Twin studies provide us with a unique opportunity to determine the relative genetic and environmental contributions to a particular disease or feature.

We have been particularly interested in finding the genetic factors responsible for the features involved in glaucoma (intraocular pressure, corneal thickness, and optic disc size and shape). By comparing the similarity of these structures within identical, or monozygotic (MZ) twin pairs to that within non-identical, or dizygotic (DZ) pairs, we can determine how genetic or heritable each structure is. The more genetically based the structure is, the more similar they will be in MZ twin pairs (who share all of their genes), when compared to DZ twin pairs (who only share on average half their genes).

We are well on the way to establishing the heritability of the structures and features implicated in glaucoma. The next step will be to find and identify the genes that are responsible for these structures. These genes may be glaucoma genes.

Although the structures we are researching vary between individuals and in the normal population, there will most likely be certain genes that play a major role in controlling intraocular pressure and establishing the size and thickness of the cornea, and the size and shape of the optic disc. It is the variation of these structures between the non-identical twin pairs that will become important in the search for genes.

As part of this research, all twin participants have volunteered a DNA sample. This was either in the form of a cheek swab or as a blood sample. This DNA sample was first used to establish whether twin pairs are identical or non-identical when in doubt. The DNA in the non-identical twins will be subjected to a Genome Wide Scan. This involves tagging parts of the DNA with special markers. Although similar to one another, there will be subtle differences in the DNA from one non-identical twin to another. Using sophisticated analysis techniques we will try and link the differences (and similarities) between intraocular pressure, corneal thickness, and optic disc size in DZ twins with differences (and similarities) in their entire DNA marker pattern. In this way we hope to find regions of the DNA (gene regions) that explain the variation in eye features.
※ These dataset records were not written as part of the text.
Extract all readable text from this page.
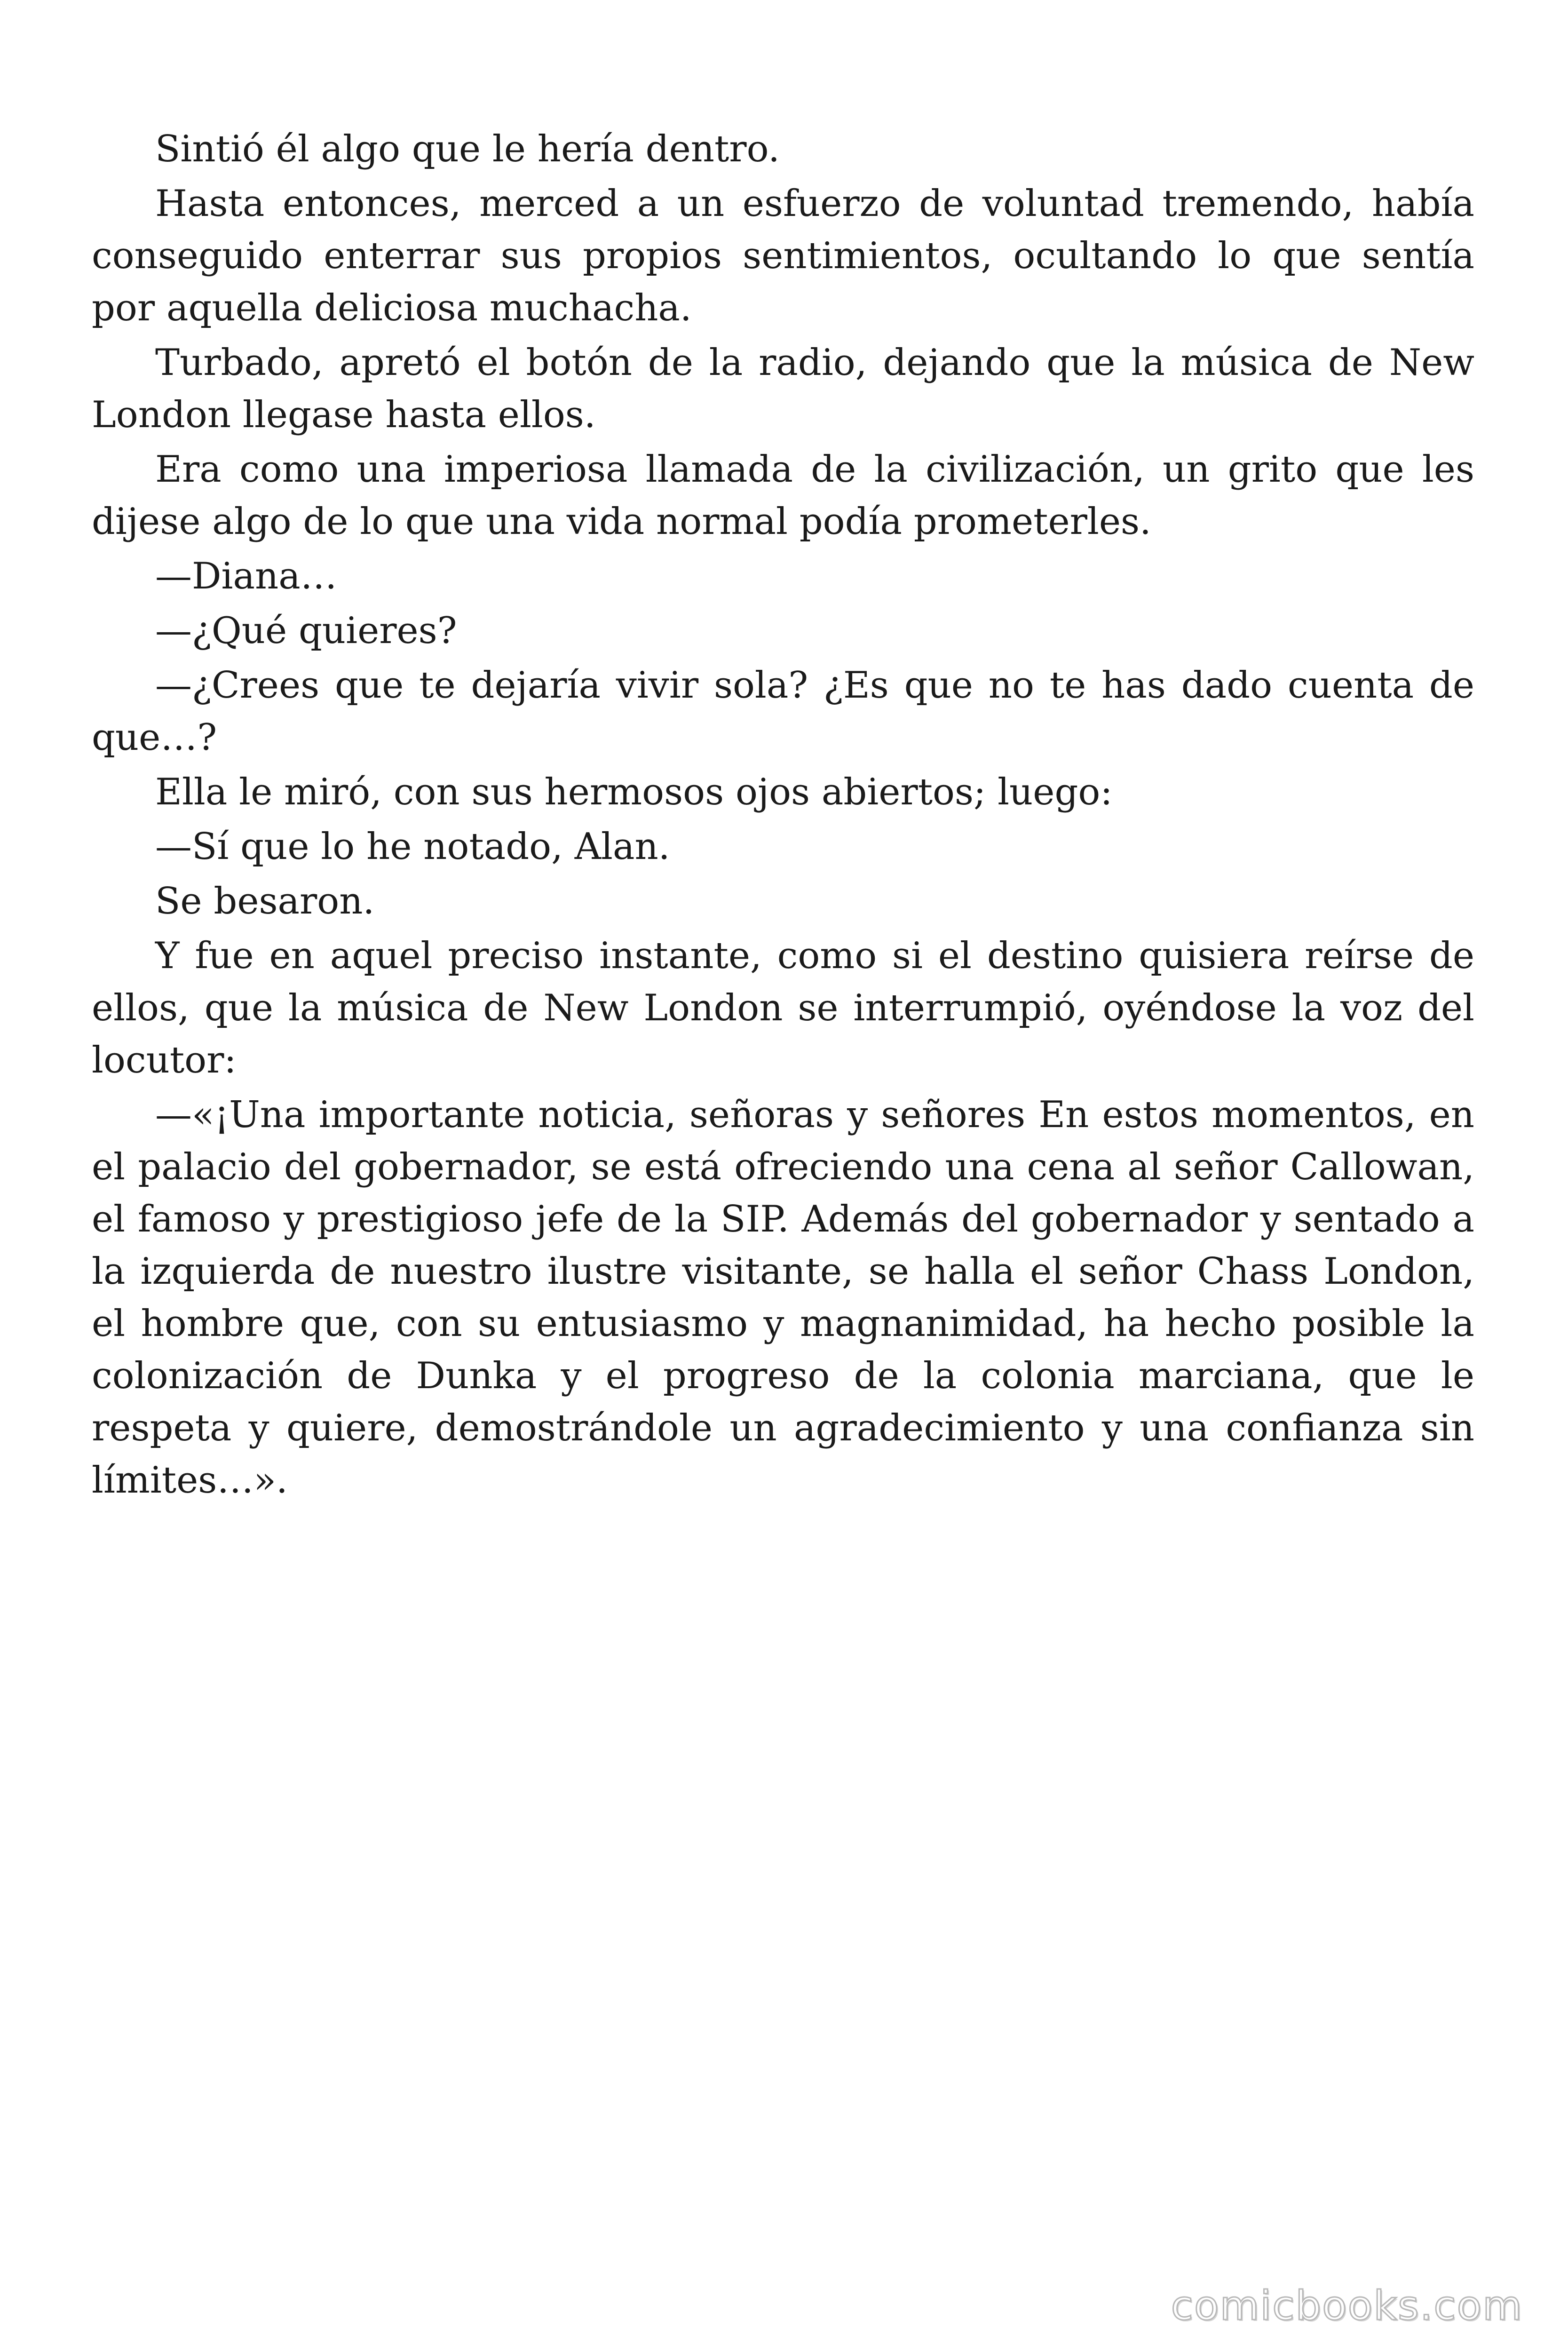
Sintió él algo que le hería dentro.

Hasta entonces, merced a un esfuerzo de voluntad tremendo, había conseguido enterrar sus propios sentimientos, ocultando lo que sentía por aquella deliciosa muchacha.

Turbado, apretó el botón de la radio, dejando que la música de New London llegase hasta ellos.

Era como una imperiosa llamada de la civilización, un grito que les dijese algo de lo que una vida normal podía prometerles.

—Diana…

—¿Qué quieres?

—¿Crees que te dejaría vivir sola? ¿Es que no te has dado cuenta de que…?

Ella le miró, con sus hermosos ojos abiertos; luego:

—Sí que lo he notado, Alan.

Se besaron.

Y fue en aquel preciso instante, como si el destino quisiera reírse de ellos, que la música de New London se interrumpió, oyéndose la voz del locutor:

—«¡Una importante noticia, señoras y señores En estos momentos, en el palacio del gobernador, se está ofreciendo una cena al señor Callowan, el famoso y prestigioso jefe de la SIP. Además del gobernador y sentado a la izquierda de nuestro ilustre visitante, se halla el señor Chass London, el hombre que, con su entusiasmo y magnanimidad, ha hecho posible la colonización de Dunka y el progreso de la colonia marciana, que le respeta y quiere, demostrándole un agradecimiento y una confianza sin límites…».

comicbooks.com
As we are studying normal twins, with normal eyes, the genes we identify will be responsible for the normal structure and function within the eye. But in the same way that researchers in Queensland identified a gene that causes albinism by investigating the genes for normal eye colour, we hope to find genes for glaucoma by first studying the genes for normal function.

An additional strength of a twin study is that can continue to be used for genetic analysis of many other unrelated phenotypes. Thereby rendering sample very useful for numerous other disease. Although this study is principally investigating the genetics of glaucoma and refractive error, the genetics of any biometric trait could be investigated in the future without requiring further laboratory expenditure.